The schematic diagram of pattern down-sampling is shown in Figure 3. After the high-resolution pattern is obtained, the pattern is gridded, and each grid window corresponds to a pixel of the down-sampled pattern. The pattern down-sampling can be expressed by Equation (5), and the pixel value of the down-sampled pattern is the average pixel value of the corresponding window. In Equation (5),

p_{k}

represents the

k^{t h}

pixel value of the down-sampled pattern,

w i n (k)

refers to the

k^{t h}

window in the grid,

I_{i}

refers to the

i^{t h}

pixel value of the original pattern in

w i n (k)

, and N refers to the total number of pixels in the window.

p_{k} = \frac{1}{N} \sum_{i \in w i n (k)} I_{i},

(5)

2.2.2. Data Balance

There are more non-hotspot patterns than hotspot patterns in the IC layout. Therefore, there is an imbalance problem between positive and negative sample sets in hotspot detection [30]. As shown in Figure 4, in the training data of ICCAD 2012 benchmark suite, the proportion of hotspots and non-hotspots is seriously unbalanced. In Benchmark 5, the proportion of hotspots training data is less than 1%. For the machine-learning-based hotspot-detection method, the imbalance between the hotspots and the non-hotspots of the training data will affect the performance of the trained model [31]. In order to address the imbalance between positive and negative samples, the proposed method takes the under-sampling strategy [32] to randomly sample non-hotspot data. In the training data of ICCAD 2012 benchmark suite, the randomly sampled non-hotspot data and all hotspot data constitute a complete training dataset. On the one hand, the proposed method can address the serious imbalance between the positive and negative samples of the training data. On the other hand, only partial the non-hotspot data of the training data are used, which reduces the overall training data volume.

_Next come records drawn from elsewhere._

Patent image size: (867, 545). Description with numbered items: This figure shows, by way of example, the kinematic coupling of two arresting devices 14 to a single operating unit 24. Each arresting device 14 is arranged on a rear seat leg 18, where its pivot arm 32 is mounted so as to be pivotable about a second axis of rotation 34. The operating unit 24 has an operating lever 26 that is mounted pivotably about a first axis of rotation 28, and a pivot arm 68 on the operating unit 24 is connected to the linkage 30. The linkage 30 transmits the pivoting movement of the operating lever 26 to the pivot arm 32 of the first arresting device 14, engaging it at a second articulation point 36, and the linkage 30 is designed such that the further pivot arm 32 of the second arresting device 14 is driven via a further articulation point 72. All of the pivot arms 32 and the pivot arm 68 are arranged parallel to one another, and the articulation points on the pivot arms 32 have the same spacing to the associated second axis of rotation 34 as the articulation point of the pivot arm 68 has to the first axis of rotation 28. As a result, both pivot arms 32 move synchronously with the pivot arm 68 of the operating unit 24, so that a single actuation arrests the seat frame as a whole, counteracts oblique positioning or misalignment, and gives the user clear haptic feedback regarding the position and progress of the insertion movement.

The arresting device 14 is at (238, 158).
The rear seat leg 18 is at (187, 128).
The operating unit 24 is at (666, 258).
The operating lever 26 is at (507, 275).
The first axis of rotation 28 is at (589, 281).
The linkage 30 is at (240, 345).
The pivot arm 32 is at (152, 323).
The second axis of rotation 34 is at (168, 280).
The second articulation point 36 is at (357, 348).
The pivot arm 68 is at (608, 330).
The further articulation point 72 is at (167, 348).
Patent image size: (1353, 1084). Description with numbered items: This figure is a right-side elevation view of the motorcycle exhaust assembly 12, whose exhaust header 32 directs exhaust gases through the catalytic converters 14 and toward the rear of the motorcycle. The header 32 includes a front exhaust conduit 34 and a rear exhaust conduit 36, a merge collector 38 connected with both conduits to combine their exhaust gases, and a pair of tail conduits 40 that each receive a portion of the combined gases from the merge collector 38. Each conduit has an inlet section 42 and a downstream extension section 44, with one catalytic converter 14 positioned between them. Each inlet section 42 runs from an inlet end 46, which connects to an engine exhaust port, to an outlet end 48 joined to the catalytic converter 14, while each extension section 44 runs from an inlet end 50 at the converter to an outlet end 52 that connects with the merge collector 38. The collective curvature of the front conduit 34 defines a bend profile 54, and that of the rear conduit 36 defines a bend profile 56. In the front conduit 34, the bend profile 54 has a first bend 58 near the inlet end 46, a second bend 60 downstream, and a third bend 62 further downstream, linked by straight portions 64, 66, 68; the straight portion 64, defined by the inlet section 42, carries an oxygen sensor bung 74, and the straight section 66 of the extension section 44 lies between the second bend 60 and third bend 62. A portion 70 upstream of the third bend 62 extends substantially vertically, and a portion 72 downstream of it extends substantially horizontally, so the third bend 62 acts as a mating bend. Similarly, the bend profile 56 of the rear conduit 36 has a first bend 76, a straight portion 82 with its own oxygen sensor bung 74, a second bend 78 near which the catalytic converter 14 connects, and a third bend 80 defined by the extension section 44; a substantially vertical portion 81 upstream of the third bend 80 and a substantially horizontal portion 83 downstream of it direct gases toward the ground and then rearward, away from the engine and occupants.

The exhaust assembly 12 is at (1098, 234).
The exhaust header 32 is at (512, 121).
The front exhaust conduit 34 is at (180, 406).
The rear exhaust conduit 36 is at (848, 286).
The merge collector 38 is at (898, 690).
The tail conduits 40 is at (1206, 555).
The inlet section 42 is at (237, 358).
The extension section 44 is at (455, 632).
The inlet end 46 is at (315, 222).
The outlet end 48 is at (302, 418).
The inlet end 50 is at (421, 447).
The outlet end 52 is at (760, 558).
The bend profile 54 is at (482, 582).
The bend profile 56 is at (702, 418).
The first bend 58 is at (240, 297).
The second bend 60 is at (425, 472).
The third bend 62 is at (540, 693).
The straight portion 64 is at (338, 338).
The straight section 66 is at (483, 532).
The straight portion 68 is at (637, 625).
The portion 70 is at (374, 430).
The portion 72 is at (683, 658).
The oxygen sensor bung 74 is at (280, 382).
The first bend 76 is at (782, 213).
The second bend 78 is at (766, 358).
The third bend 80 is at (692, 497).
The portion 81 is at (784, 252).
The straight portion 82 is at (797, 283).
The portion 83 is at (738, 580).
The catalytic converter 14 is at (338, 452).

2.3. Model Modification and Model Training

2.3.1. Model Modification

The VGG13 network is a deep CNN with a convolution kernel size of 3 × 3. The architecture of the VGG13 network is shown in Figure 5, which includes convolutional layers, pooling layers, and fully connected layers. Only the convolutional layers and the fully connected layers have weights, and the number of the layers with weights is 13. For the convolutional layers, the number of convolution kernels increases layer by layer, from 64 in the first layer to 512 in the last layer. For the input pattern, the feature maps are extracted by the convolutional layers, and the feature maps are downsampled by the pooling layers. The output features of the last pooling layer are connected with the fully connected layers. The fully connected layers act as the classifier to obtain the final classification output.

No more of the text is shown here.